Aunque lo parezca, no todo en esta película es malo. La puesta en escena de los personajes, utilizando el espacio arquitectónico como símbolo de la mala vida, funciona a la perfección a la hora de hilarla con el conflicto principal del argumento: el abuso policial. F. Gary Gray utiliza técnicas muy convencionales de grabación hasta el gran estallido que provoca con la escenificación de los conciertos; acopla perfectamente la estética oscura con grandes contrastes de luz a una sucia, caótica, donde la gran cantidad de extras en plano provocan el énfasis preciso en el espectador para que pueda sacar el máximo partido a puntos de inflexión tan importantes, utilizando muchos movimientos rápidos de cámara con planos largos, contrapicados y picados, que ofrecen esa sensación de caos e inseguridad de un show de N.W.A.
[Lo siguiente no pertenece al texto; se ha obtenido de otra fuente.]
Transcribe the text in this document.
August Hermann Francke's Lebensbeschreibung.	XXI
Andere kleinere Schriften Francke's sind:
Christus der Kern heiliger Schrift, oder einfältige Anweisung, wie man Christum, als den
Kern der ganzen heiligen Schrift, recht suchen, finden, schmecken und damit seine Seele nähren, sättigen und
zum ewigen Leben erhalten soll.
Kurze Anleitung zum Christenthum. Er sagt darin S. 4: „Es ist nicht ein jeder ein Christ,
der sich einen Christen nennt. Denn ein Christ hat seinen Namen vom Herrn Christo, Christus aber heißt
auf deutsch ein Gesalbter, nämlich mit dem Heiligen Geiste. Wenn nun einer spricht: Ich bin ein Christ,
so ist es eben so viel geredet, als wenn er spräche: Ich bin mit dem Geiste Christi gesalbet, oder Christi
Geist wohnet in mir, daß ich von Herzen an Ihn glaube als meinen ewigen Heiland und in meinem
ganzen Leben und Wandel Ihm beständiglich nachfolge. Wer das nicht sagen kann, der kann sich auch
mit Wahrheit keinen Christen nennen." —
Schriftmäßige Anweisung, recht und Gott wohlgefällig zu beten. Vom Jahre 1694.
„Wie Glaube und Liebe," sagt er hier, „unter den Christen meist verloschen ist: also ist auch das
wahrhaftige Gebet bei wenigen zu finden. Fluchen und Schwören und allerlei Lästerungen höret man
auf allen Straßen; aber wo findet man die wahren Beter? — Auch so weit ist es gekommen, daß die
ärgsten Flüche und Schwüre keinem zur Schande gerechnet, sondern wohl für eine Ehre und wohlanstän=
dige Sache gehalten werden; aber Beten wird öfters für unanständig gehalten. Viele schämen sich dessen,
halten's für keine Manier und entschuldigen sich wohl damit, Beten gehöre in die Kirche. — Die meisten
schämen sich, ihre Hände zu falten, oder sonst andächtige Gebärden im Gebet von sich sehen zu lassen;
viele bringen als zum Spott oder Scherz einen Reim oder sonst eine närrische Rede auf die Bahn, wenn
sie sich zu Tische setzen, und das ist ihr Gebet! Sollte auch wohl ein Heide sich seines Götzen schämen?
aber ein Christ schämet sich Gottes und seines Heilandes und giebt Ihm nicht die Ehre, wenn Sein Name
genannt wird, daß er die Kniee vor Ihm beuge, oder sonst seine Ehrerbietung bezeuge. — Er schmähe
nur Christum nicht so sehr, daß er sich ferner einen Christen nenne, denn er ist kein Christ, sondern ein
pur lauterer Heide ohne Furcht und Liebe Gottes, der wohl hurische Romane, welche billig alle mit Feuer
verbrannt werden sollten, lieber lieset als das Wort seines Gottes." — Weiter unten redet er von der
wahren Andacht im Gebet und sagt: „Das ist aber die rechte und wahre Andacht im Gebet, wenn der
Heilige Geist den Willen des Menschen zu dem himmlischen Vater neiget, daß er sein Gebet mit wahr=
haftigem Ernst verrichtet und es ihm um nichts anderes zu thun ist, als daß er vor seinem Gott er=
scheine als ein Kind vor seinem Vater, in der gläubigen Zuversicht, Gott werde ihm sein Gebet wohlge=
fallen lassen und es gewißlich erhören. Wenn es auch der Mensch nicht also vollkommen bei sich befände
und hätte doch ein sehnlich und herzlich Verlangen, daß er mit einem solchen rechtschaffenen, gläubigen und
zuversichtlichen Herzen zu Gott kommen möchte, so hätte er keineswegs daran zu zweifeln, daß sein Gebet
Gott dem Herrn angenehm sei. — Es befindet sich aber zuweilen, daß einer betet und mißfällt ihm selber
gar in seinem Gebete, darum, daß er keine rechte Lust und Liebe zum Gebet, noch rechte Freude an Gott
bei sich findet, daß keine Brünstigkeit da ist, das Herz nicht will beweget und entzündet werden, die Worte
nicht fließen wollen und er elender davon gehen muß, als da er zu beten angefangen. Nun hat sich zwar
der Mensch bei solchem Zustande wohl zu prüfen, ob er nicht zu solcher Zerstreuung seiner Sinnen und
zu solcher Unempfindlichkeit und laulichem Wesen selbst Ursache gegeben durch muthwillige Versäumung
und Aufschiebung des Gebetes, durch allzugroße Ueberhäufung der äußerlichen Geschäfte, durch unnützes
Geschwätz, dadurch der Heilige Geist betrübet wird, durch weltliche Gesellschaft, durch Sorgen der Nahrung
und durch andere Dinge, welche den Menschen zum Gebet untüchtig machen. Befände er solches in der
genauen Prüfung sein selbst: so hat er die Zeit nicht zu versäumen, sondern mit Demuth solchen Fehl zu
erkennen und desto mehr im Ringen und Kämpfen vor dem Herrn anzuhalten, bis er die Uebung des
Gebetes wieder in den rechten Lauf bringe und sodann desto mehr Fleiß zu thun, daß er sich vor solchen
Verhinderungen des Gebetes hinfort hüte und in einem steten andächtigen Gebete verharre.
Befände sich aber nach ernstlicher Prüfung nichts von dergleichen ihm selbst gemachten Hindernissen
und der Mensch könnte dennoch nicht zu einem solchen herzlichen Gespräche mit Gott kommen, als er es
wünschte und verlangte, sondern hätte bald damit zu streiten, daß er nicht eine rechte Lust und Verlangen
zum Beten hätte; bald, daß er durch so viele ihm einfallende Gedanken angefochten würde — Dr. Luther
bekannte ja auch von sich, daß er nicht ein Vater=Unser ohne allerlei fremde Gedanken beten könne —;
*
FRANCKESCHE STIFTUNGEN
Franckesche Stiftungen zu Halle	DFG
Obviamente, la música escogida por Joseph Trapanese no iba a ser otra que temas propios de la banda, que acompañan el viaje de los cinco de Compton de principio a fin. La posproducción es el punto más interesante de la película, aunque no destaque el montaje, el mixeo del sonido es perfecto, así como los arreglos musicales para que cada canción suene como sonaría en la época en la que se desarrolla la historia, tampoco podía ser de otra manera teniendo al mismísimo Dr. Dre y Cube Vision (productora estadounidense de Ice Cube) detrás del asunto.

Se decanta demasiado por el aspecto visual y por tratar de sorprender al espectador por ello, y no por el argumento, ni por el mensaje, ni por el tema, haciéndola demasiado vacía para un proyecto tan grande y tan importante como fue N.W.A. y sucedáneos. (4.5).